Uber is buying Middle Eastern rival Careem for $3.1bn in a deal that marks a shift in the US ride-hailing company’s global strategy ahead of its long-awaited blockbuster initial public offering.
Uber will pay $1.4bn in cash and $1.7bn in notes that convert to Uber equity at $55 a share, marking the company’s biggest acquisition to date. The transaction, which is subject to regulatory approval, is expected to close in the first quarter of 2020.
For loss-making Uber, taking over its strongest competitor in the region cements a dominant position in a fast-growing international market in the run-up to its IPO.
Uber is expected to publish its paperwork as soon as next month for a listing on the New York Stock Exchange that could value the company at more than $100bn. The deal marks a reversal from Uber’s run of exits from costly markets such as China, south-east Asia and Russia in exchange for minority stakes in competitors Didi Chuxing, Grab and Yandex respectively.
Careem will be operated as a fully owned subsidiary of Uber and will continue to exist as a standalone brand and service alongside Uber’s app in markets where they both compete.
Mudassir Sheikha, Careem’s chief executive and co-founder, will run the business and report to a board made up of three Uber representatives and two Careem representatives. “After careful consideration, we decided that this framework has the advantage of letting us build new products and try new ideas across not one, but two, strong brands, with strong operators within each,” Dara Khosrowshahi, Uber chief executive, wrote in a memo to employees.
He added that the companies would integrate parts of their networks but did not provide details or discuss what cost savings they would pursue.
Uber and Careem compete in passenger transport and food delivery across the Middle East, North Africa and South Asia. The company was founded in 2012 by Mr Sheikha and Magnus Olsson, who previously worked together at the consultancy McKinsey.
Careem was valued at about $2bn in a fundraising round last year. Careem’s backers include Didi, Rakuten and Daimler. It also has a significant pool of Saudi investors, including Prince Alwaleed bin Talal’s Kingdom Holding Company, STC Ventures and Al Tayyar Group. Uber received a $3.5bn investment from the kingdom’s state-owned Public Investment Fund in 2016.
Dubai-based Careem, with 33m registered users and 1.2m drivers across 98 cities, was keen to maintain its brand through the transaction. “Independence was conditional,” said one person close to the transaction. “People are engaged in the brand as a local champion.”

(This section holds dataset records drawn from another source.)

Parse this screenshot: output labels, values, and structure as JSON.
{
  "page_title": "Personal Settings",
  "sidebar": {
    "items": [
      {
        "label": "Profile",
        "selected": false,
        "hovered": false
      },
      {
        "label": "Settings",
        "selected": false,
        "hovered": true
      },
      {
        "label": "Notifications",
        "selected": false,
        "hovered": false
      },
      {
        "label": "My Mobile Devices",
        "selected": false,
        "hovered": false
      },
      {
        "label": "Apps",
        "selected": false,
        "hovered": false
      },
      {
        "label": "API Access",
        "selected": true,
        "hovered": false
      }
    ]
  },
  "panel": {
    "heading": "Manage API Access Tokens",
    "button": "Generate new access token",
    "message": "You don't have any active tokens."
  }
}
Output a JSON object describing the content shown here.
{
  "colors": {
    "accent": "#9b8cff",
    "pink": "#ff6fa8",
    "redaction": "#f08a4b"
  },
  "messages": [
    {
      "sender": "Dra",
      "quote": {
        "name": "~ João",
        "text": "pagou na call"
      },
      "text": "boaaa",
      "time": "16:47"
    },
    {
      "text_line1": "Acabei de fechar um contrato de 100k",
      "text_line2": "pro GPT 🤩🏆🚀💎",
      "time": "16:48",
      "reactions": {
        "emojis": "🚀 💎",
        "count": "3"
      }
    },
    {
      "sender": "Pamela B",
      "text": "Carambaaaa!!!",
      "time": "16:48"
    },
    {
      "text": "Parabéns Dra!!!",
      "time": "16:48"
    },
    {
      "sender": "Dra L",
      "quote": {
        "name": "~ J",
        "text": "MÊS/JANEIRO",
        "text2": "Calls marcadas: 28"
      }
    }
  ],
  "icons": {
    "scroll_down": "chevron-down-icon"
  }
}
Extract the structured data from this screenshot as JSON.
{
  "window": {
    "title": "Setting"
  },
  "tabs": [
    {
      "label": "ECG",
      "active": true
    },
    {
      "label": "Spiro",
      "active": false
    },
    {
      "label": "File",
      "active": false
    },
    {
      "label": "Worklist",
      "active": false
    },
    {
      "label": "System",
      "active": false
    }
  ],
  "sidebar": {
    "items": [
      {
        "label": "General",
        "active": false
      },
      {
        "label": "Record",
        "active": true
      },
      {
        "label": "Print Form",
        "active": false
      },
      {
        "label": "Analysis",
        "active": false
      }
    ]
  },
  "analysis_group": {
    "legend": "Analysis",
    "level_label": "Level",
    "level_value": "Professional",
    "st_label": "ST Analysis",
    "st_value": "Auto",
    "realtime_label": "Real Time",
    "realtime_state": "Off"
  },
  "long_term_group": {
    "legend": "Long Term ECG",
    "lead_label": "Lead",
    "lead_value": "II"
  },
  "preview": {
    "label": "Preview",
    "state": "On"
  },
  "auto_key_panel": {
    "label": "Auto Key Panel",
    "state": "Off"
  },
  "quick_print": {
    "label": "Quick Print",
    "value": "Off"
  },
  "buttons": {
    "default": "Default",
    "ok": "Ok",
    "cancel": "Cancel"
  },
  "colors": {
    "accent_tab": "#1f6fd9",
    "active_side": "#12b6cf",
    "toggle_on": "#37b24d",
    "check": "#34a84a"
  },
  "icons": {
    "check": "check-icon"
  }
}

Uber has been spending heavily in markets including the Middle East to subsidise rides and win market share. Discounts and incentives to lure passengers and drivers have slowed revenue growth in recent quarters. Since taking the helm in 2017, Mr Khosrowshahi has been seeking to show investors he can cut losses and be a responsible steward of capital by pursuing geographic areas and business lines where the company can become the market leader and retreating from those where it cannot.